Senators introduce C-band legislation to prevent windfall for satellite companies

A bipartisan effort by senators is designed to ensure foreign-owned satellite companies don't end up making a windfall for giving up U.S. C-band spectrum for 5G. 

Senators John Kennedy (R-Louisiana), Brian Schatz (D-Hawaii) and Maria Cantwell (D-Washington) introduced the Spectrum Management and Reallocation for Taxpayers (SMART) Act, which would ensure proceeds from the public auction of C-band spectrum benefit taxpayers.

The SMART Act gives the Federal Communications Commission (FCC) authority to conduct a public auction of C-band spectrum, and uses nearly all proceeds from the auction to bridge the digital divide, enable next-generation public safety services and reduce the national debt.

The C-band is probably the best near-term prospect for getting more mid-band spectrum to market for 5G terrestrial use in the U.S., but it’s been a long time coming. The 3.5 GHz auction will begin in June, but that’s considered more encumbered than the C-band, where satellite operators are willing to vacate on the order of 300 megahertz of the 500-megahertz band, but for a price. So far, that price has been the source of great debate.

The C-Band Alliance (CBA), which is comprised of the satellite operators Intelsat and SES that use the bulk of the C-band spectrum in the U.S., submitted a filing (PDF) to the FCC on Monday that cited two economic firms estimating the value of the 280 MHz of C-band spectrum at $43 billion to $77 billion. The CBA operators use the spectrum to serve companies that deliver TV broadcasts and other content to 120 million households; the spectrum was allocated decades ago and the rights are renewed every 15 years with an expectation of renewal in perpetuity, according to the filing.

"Based on this licensing scheme and over the last 40 years, the CBA companies built their businesses and made long-term contractual commitments to the content companies using their services," the CBA stated. "In so doing, the CBA member companies have invested more than $50 billion in designing, manufacturing and launching more than 230 U.S.-made satellites and generating tens of thousands of high-paying jobs."

RELATED: C-Band Alliance taken to task in FCC oversight hearing

The legislation introduced yesterday would allocate up to $5 billion to reimburse the satellite companies for relocating and provide no more than $1 billion of auction revenue for incentive payments to them.

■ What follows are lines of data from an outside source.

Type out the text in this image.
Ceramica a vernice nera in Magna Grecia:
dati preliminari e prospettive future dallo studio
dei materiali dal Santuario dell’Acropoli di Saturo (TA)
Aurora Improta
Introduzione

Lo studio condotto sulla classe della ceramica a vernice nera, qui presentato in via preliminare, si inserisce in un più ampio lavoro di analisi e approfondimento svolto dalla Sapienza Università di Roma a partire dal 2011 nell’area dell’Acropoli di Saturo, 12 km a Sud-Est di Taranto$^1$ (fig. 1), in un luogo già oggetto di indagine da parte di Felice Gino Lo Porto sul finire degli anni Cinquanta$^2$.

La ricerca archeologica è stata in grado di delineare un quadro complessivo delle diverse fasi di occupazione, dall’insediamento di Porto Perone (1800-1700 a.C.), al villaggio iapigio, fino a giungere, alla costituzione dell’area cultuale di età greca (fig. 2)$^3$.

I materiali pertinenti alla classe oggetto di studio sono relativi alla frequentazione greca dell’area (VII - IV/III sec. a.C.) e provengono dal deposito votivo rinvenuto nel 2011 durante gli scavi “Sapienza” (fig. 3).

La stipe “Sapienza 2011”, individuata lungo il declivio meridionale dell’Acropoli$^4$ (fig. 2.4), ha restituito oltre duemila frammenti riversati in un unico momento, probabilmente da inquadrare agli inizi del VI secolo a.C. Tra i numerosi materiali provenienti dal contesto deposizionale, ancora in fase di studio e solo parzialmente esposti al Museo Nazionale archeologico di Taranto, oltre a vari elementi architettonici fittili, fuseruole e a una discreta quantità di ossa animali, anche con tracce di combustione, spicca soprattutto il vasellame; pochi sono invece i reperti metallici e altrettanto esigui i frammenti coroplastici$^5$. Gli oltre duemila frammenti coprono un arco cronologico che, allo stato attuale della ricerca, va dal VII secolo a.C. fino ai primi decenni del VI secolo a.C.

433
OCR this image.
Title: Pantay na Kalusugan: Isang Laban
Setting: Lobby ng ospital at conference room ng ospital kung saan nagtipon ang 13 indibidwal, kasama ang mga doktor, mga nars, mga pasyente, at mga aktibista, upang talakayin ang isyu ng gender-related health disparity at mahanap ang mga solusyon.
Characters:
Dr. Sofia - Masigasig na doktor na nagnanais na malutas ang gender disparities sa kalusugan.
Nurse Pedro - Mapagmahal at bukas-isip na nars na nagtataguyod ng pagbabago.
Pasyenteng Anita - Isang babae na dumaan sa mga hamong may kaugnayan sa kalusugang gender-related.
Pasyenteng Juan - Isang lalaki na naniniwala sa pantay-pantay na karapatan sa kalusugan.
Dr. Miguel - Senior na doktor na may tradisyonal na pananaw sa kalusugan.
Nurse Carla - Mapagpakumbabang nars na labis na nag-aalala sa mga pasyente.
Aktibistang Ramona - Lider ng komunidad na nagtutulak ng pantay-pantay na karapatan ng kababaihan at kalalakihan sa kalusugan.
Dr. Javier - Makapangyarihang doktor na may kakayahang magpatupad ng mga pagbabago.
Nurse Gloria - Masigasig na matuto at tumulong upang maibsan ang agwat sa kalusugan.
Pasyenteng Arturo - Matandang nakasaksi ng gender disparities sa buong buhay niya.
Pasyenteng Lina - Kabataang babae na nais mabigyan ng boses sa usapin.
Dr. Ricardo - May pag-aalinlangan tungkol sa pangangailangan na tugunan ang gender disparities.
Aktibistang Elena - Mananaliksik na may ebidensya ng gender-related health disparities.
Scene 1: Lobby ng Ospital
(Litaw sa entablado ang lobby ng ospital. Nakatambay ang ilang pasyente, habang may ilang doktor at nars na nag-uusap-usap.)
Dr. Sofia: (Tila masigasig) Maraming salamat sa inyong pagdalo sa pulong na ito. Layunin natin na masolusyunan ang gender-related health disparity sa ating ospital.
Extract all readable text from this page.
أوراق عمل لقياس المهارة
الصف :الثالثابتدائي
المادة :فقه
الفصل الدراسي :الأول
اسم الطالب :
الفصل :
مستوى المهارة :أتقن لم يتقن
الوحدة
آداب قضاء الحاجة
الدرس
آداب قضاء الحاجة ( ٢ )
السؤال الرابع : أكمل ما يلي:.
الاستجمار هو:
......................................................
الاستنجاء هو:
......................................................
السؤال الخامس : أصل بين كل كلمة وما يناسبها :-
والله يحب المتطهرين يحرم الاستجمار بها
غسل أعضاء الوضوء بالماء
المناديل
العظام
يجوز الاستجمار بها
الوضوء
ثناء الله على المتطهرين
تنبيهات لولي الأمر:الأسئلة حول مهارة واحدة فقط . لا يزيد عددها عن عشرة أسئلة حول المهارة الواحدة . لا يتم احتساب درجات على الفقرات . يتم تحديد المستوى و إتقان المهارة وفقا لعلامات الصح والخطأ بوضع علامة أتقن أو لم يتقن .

A portion of the proceeds would be directed for rural broadband deployment, next-generation 911 networks and cutting the national deficit.

“The real winners here are the American taxpayers who not only own the C-Band, but stand to reap the benefits of 5G. Rather than bailing out foreign satellite companies, money from the auction of this spectrum should go to American priorities,” Kennedy said in a press release. “This bill gives us the chance to pay down the national debt, improve public safety and get broadband to rural communities that are still handcuffed to dial-up internet.”

The CBA has fought for its members be reimbursed through a formula tied directly to the actual proceeds from a C-band auction.

“At the C-Band Alliance, we understand that the goal is to get C-band spectrum cleared quickly and into the hands of the wireless operators. Achieving that objective will unlock hundreds of billions of dollars in U.S. economic development and bring to the U.S. the benefits of leading the next wave of global tech innovation,” the CBA said in a statement Tuesday. 

“But clearing the spectrum, while protecting our customers—America’s programmers—is a difficult and painstaking process, requiring the launch of new satellites and the relocating of nearly 100 networks into the smaller spectrum footprint. Senator Kennedy has suggested the spectrum could be worth $60 billion,” the CBA said. “A proposal of 1/60 of that sum in exchange for the enormous efforts required to clear the spectrum—and making it available to the wireless community a decade before it would otherwise be available—-lacks merit and is completely inconsistent with the FCC’s emerging technologies standard. As public companies, we are simply unable to agree to a fundamental modification of our rights, rights in which we have invested $50 billion over 40 years, without being treated fairly.”

The Open Technology Institute and Public Knowledge have argued (PDF) that the FCC has no legal authority to require or specify any incentive or “acceleration” payments to C-band incumbents that extend beyond actual and reasonable relocation costs.

Michael Calabrese, director of the Wireless Future Program, Open Technology Institute at New America, said in a statement that the bipartisan Senate bill introduced on Tuesday is needed to ensure the FCC is “not held hostage to the demands of foreign satellite companies seeking an unjustified windfall at taxpayer expense.”

The American public owns the airwaves, and “this bill mandates an early auction and provides a generous incentive payment to satellite incumbents, but it also redirects $15 billion or more in auction revenue to fund major investments in rural broadband, digital inclusion programs and to modernize public safety infrastructure,” he added.